Clara olhou de volta para os adultos, o síndico agora conversando com outra vizinha, presa numa roda de amigos do marido, que confraternizavam gordos e espaçosos, todos eles, risada e cerveja, futebol e os seios da prostituta da rua ao lado, vagabunda, e a mulher no canto, dentes avitrinados, concordando apequenada. Olhando de volta para os meninos à sua frente, Clara não conseguia distingui-los dos homens. E se doía resignada, o sol caindo sobre a água e se quebrando em milhões, dançando.

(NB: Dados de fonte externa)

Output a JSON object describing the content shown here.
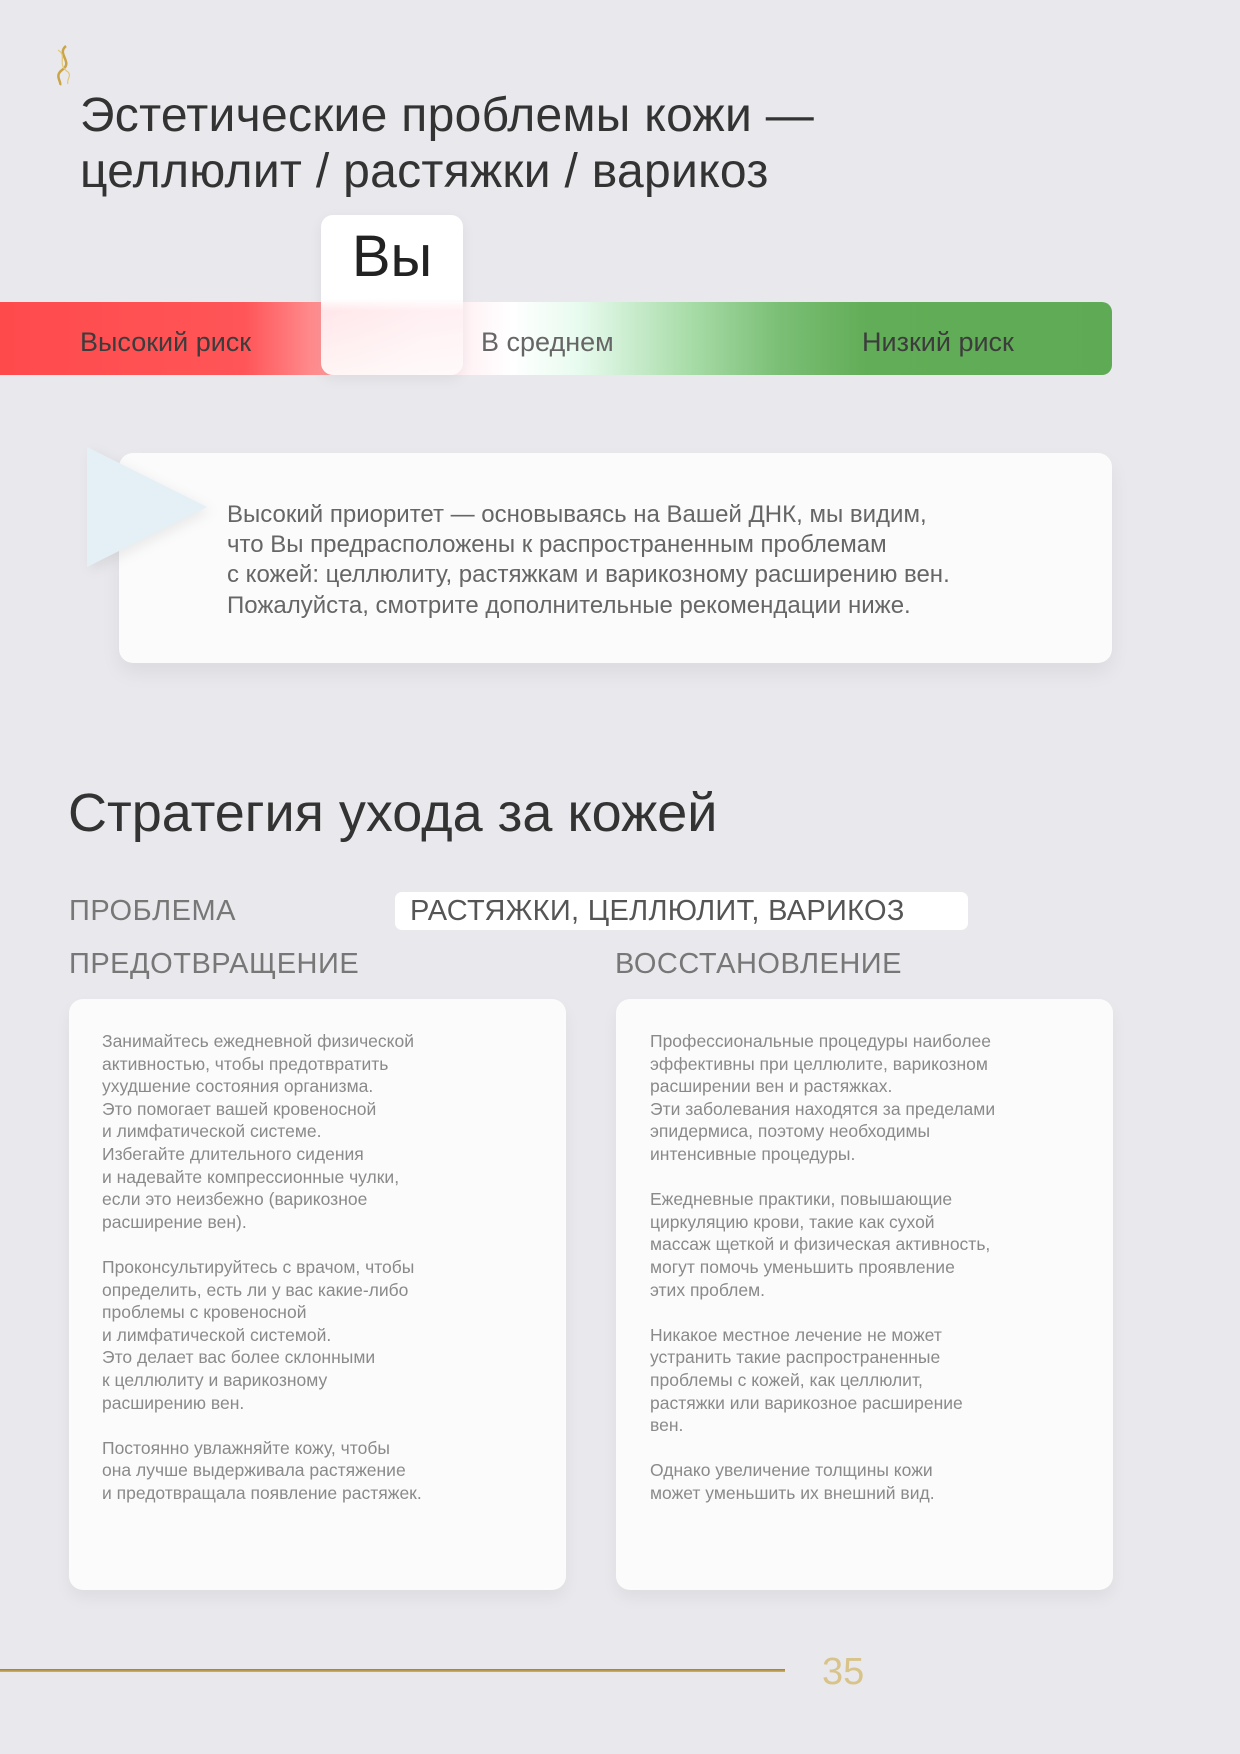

A natureza celebrava? Em meio a tudo isso, crescia, sentia o corpo mudando rápido demais, a alma recém-nascida. Do outro lado da piscina, um espelho. Clara olhou para a outra garota, de braços cruzados sobre o busto, pensativos, os cotovelos apontando ligeiramente para cima como pontos de exclamação. O maiô cabia-lhe mal, sobrava um pouco ao lado. Sua pele era mais escura que a sua, os cabelos também, o rosto arredondado e jovem, tão diferente de si, velha e aguda como facas, franzina e alva com tanta pouca-idade. Mas, no entanto, doía. Doía também, a outra menina e vibravam juntas em uma sintonia estranha, os olhares não se cruzavam cruzando em um reconhecimento mútuo de existência solitária e tão física que o mundo em volta lhes parecia mais real, a água na qual pousavam tão mais água do que antes, percorrendo-as como um rio. O segredo latente e pulsante. Naquele instante, doía-se. Vida vomitava dentro da própria boca, doce e gosmenta e, ansiando tão forte quanto um desmaio, sabia sem uma palavra sequer que do outro lado alguém correspondia-lhe, doendo em resposta.